Filmes pernambucanos
Dando continuidade à mostra “Retrospectiva do Cinema
Pernambucano – 1993-2007” – que reúne
longas e curtas-metragens que mostram o vigor dessa produção – serão
exibidos nesta semana Cinema, Aspirinas e Urubus (2005), de Marcelo
Gomes, que se passa em 1942, no meio do sertão nordestino,
onde dois homens vindos de mundos diferentes se encontram (segunda
e quinta, às 16h, terça e sexta, às 19h);
e Rap do Pequeno Príncipe Contra as Almas Sebosas (2000),
de Paulo Caldas e Marcelo Luna, sobre dois jovens, um justiceiro
e um músico, que vivem em um universo de violência
(segunda e quinta, às 19h, e terça e quarta, às
16h). E ainda a segunda sessão de curtas, entre eles, Clandestina
Felicidade (1998), de Beto Normal e Marcelo Gomes, a partir de
fragmentos da infância da escritora Clarice Lispector, em
Recife, em 1929; e O Mundo é uma Cabeça (2005), de
Bidu Queiróz e Cláudio Barroso, mostrando o movimento
do manguebeat, que eclodiu no início dos anos 90, tendo
como protagonista Chico Science. (quarta, às 19h, e sexta, às
16h). No Cinusp (r. do Anfiteatro, 181, favo 4 das Colméias,
Cidade Universitária, tel. 3091-3540). Grátis.
Jogos do Olhar
A oficina Jogos do Olhar, projeto de pesquisa de mestrado de Verônica
Veloso na Escola de Comunicações e Artes (ECA) da
USP, com apoio da Fapesp e da Cinemateca Brasileira, tem como objetivo
o fazer teatral através do cinema.
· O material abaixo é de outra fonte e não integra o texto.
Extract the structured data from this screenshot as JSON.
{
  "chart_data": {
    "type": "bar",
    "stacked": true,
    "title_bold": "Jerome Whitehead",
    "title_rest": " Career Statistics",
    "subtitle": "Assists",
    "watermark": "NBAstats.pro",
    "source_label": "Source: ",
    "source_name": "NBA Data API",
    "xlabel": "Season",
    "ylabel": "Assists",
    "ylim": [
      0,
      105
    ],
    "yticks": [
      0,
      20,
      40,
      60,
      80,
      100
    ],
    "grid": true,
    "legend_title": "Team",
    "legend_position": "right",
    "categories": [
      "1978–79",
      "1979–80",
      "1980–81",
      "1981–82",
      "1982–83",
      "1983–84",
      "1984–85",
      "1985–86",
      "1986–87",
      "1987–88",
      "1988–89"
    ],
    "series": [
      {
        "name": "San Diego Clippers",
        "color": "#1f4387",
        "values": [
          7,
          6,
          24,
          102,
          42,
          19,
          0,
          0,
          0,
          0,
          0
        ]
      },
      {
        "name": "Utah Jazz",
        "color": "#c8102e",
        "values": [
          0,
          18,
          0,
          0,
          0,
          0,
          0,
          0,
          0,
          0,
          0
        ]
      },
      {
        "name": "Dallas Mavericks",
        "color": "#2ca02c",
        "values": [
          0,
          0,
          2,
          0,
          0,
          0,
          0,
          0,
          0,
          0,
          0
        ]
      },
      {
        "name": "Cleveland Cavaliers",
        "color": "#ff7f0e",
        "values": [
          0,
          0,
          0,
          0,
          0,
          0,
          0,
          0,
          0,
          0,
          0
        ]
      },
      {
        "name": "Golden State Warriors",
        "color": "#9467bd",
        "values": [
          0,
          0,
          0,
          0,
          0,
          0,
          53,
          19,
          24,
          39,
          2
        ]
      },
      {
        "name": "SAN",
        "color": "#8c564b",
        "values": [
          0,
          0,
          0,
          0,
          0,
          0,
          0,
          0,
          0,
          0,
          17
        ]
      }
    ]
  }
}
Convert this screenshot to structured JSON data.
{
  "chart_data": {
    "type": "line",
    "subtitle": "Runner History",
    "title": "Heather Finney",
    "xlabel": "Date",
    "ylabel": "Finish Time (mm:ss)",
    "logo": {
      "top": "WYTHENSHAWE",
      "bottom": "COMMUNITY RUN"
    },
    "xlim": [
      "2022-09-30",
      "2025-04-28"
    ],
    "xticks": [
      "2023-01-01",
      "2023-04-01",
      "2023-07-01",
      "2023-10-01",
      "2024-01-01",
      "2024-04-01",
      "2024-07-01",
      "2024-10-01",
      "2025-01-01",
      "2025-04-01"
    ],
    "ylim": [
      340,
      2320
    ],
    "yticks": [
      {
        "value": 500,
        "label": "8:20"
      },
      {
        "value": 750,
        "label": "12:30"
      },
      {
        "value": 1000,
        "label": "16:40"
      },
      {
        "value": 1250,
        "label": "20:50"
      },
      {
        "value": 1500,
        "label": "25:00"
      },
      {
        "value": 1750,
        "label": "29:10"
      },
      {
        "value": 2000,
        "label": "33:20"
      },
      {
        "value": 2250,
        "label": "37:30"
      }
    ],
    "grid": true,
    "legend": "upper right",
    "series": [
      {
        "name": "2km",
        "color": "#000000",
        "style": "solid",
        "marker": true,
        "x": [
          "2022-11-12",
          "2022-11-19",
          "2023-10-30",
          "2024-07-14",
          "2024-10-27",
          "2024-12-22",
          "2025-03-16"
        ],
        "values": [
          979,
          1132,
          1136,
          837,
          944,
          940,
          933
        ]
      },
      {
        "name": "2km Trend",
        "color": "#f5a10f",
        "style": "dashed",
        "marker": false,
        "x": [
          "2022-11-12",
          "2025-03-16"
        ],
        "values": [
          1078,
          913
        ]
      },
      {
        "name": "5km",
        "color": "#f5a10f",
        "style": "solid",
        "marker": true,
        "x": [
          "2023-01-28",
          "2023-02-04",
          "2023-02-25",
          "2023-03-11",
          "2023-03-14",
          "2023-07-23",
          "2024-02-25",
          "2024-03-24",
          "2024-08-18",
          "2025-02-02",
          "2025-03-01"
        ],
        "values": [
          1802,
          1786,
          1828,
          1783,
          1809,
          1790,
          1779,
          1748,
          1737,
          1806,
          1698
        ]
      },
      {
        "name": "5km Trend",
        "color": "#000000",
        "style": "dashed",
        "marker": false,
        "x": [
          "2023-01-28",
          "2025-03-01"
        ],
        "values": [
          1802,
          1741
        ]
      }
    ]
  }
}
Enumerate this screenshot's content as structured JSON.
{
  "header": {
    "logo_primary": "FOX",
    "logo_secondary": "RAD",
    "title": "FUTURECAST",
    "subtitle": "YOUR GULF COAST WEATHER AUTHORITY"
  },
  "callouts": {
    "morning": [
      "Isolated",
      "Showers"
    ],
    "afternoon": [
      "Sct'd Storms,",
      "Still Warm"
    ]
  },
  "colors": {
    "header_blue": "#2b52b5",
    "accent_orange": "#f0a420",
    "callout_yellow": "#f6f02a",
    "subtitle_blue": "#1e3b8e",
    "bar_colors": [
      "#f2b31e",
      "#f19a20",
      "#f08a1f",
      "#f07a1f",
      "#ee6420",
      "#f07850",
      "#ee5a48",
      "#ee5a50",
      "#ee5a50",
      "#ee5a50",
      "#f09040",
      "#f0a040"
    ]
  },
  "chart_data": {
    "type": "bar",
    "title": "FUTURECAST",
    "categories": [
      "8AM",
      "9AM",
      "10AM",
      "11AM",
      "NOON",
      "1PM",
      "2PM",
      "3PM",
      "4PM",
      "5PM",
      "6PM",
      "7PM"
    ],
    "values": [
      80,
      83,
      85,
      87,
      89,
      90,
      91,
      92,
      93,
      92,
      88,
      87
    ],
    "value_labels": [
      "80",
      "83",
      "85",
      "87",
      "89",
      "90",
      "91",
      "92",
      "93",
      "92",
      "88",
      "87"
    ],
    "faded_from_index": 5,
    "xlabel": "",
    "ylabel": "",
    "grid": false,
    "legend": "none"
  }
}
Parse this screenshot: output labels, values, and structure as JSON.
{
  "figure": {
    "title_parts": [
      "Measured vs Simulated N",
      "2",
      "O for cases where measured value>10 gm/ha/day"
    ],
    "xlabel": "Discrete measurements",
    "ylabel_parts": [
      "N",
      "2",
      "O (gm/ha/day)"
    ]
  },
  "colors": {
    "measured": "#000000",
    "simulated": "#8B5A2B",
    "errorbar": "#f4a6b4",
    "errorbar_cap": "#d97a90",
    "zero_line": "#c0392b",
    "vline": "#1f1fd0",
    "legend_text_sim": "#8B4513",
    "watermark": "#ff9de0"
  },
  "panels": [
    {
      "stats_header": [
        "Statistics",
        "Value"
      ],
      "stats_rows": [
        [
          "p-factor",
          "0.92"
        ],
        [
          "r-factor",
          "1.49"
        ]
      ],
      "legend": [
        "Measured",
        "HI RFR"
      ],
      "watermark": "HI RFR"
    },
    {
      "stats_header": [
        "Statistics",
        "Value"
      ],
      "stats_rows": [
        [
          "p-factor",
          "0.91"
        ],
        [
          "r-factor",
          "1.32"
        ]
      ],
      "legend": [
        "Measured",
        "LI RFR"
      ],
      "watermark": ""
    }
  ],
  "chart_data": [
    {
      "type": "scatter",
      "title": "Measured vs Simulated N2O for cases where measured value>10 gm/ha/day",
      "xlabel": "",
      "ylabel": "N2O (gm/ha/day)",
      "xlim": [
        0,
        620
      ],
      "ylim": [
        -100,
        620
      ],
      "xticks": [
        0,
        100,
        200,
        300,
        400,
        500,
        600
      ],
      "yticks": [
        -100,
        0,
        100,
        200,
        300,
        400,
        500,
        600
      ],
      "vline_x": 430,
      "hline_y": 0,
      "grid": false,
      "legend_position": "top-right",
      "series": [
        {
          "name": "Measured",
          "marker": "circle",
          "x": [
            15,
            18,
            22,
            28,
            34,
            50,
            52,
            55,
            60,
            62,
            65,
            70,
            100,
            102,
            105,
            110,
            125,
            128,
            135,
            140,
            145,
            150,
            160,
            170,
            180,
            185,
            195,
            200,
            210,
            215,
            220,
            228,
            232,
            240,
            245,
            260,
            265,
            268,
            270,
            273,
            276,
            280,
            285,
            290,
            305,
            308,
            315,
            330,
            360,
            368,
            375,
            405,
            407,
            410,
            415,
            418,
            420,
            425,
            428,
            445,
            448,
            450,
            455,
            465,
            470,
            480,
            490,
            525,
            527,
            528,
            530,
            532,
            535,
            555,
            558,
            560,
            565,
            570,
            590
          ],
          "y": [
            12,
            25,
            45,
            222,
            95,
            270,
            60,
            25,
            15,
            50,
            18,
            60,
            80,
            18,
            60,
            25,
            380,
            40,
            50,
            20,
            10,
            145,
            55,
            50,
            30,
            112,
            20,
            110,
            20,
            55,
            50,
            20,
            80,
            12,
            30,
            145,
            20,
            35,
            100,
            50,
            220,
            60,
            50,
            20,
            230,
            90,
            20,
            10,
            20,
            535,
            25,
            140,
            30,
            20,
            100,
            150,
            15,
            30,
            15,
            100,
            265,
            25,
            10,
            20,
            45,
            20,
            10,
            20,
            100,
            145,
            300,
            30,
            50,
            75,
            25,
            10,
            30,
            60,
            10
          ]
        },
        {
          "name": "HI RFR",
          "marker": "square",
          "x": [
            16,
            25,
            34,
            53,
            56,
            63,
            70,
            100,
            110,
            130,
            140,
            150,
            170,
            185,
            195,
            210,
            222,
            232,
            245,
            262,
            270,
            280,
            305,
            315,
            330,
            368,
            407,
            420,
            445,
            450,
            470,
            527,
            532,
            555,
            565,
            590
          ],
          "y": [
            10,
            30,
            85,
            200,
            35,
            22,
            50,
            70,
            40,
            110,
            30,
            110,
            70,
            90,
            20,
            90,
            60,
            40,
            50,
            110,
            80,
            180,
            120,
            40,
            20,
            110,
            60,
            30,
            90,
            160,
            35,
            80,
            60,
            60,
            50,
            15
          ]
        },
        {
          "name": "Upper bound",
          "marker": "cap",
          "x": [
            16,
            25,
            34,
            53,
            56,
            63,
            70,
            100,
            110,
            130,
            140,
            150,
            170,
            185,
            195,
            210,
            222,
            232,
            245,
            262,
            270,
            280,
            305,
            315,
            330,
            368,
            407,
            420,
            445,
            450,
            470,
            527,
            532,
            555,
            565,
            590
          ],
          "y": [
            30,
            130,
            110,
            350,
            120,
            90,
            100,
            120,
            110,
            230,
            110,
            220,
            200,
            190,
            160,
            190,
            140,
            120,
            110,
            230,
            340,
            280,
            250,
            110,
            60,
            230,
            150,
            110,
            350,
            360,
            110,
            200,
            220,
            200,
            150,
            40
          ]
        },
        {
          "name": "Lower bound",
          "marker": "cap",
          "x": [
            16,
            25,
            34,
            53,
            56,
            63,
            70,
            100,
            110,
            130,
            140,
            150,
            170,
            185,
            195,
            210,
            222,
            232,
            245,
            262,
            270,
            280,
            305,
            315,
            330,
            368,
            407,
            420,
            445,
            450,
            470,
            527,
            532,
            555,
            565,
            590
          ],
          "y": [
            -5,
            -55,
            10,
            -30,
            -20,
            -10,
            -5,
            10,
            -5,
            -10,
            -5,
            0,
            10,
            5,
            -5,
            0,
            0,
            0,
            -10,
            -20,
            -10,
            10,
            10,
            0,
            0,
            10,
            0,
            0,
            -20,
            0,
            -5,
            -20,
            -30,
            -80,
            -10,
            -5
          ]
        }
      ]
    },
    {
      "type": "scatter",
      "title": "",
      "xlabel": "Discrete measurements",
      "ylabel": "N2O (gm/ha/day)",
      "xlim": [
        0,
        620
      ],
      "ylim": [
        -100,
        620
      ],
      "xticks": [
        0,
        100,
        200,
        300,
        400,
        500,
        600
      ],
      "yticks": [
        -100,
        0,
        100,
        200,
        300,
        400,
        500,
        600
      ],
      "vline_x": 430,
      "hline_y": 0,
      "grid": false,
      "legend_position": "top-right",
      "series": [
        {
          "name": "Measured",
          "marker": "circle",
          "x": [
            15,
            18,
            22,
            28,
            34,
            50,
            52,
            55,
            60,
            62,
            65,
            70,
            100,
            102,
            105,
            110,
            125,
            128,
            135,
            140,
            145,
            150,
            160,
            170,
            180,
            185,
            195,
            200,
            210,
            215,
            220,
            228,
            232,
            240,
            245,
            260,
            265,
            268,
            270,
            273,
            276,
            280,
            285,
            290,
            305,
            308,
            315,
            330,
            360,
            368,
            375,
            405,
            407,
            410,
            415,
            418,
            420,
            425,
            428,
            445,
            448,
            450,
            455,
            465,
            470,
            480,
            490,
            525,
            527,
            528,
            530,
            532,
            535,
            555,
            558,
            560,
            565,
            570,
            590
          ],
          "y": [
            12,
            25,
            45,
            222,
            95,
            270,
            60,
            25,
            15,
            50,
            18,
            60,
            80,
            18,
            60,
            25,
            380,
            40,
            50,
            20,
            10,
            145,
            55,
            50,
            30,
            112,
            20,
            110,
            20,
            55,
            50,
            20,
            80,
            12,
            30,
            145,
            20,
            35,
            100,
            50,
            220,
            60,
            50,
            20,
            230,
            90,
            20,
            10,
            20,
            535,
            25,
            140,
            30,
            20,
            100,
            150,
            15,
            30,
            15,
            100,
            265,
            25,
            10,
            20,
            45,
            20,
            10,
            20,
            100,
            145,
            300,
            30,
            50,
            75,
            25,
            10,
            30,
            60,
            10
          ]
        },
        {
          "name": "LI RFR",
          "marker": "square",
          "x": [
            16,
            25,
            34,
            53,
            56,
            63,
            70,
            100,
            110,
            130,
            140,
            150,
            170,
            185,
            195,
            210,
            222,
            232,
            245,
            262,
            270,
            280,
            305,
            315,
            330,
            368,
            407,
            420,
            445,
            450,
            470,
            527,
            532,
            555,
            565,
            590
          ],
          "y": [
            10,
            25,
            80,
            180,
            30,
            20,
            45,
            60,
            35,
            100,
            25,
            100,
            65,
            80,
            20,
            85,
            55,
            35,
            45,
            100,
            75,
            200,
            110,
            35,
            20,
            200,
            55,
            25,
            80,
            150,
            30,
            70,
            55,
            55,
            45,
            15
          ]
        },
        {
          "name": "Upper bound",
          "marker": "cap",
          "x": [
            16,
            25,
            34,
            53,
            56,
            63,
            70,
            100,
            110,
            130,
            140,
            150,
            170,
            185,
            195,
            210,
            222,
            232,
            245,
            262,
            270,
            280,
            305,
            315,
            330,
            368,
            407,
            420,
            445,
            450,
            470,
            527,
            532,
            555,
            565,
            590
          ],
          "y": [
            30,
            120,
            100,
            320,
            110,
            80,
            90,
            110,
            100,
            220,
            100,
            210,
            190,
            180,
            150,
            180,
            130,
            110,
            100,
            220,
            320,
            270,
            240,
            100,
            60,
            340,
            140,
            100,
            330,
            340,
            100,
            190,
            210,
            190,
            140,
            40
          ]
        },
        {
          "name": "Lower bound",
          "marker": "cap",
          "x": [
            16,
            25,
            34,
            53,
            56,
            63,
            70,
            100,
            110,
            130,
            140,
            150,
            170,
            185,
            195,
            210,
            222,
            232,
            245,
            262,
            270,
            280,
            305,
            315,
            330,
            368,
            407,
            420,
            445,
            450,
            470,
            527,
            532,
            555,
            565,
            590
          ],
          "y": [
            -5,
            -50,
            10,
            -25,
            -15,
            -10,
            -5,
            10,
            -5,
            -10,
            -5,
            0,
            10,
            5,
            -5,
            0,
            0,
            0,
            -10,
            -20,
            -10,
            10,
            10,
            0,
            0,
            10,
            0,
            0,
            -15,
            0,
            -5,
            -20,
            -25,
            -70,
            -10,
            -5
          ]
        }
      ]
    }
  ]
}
Nessa primeira fase,
são exibidos filmes seguidos de debates: Toda Nudez Será Castigada
(Brasil, 1973), de Arnaldo Jabor, com a participação
de Rubens Rewald e Pedro Granato (ambos da ECA), nesta quarta;
O Bandido da Luz Vermelha (Brasil, 1968), de Rogério Sganzerla,
com debate do professor Francisco Alambert (FFLCH/USP) e Fábio
Uchôa (mestrando da ECA), no dia 22 de agosto; e São
Paulo S/A (Brasil, 1965), de Luiz Sérgio Person, com o professor
Rubens Machado (ECA) e o coletivo Jogos do Olhar, no dia 29 de
agosto. O grupo formado por 12 jogadores dirigidos por Verônica
Veloso parte dos filmes para a realização de uma
peça, que está na fase de ensaios, com previsão
de estréia em dezembro deste ano. Sempre às 19h30,
no Auditório Paulo Emílio da ECA (av. Prof. Lúcio
Martins Rodrigues, 443, prédio central, 2o andar, Cidade
Universitária). Entrada gratuita.
Mizoguchi & Ozu
O ciclo, que acontece a partir de terça, traz uma amostra
do trabalho de dois diretores que são referência do
cinema japonês: Yasujiro Ozu e Kenji Mizoguchi. Abrindo a
programação, A Rotina tem seu Encanto (1962), de
Ozu, sobre um viúvo que leva uma vida tranqüila, e
durante uma festa descobre a filha de seu professor, amarga e triste
por não ter se casado, fazendo-o pensar em sua própria
filha (às 16h); O Intendente Sansho (1954), de Mizoguchi,
que se passa no final do século 11, quando uma mulher da
aristocracia viaja para uma praia, acompanhada por seus filhos
e uma serva, e é enganada por mercadores escravos, que vendem
as duas crianças a um cruel intendente (às 18h);
e Filho Único (1936), primeiro filme falado de Ozu, sobre
uma mãe solteira, operária, que sofre para criar
seu filho, que já adulto se muda para Tóquio para
cursar medicina, mas quando ela vai visitá-lo descobre um
homem desempregado, casado e morando em um subúrbio (às
20h15). No Centro Cultural São Paulo (r. Vergueiro, 1.000,
Paraíso, tel. 3383-3402). Grátis. Programação
completa em www.centrocultural.sp.gov.br.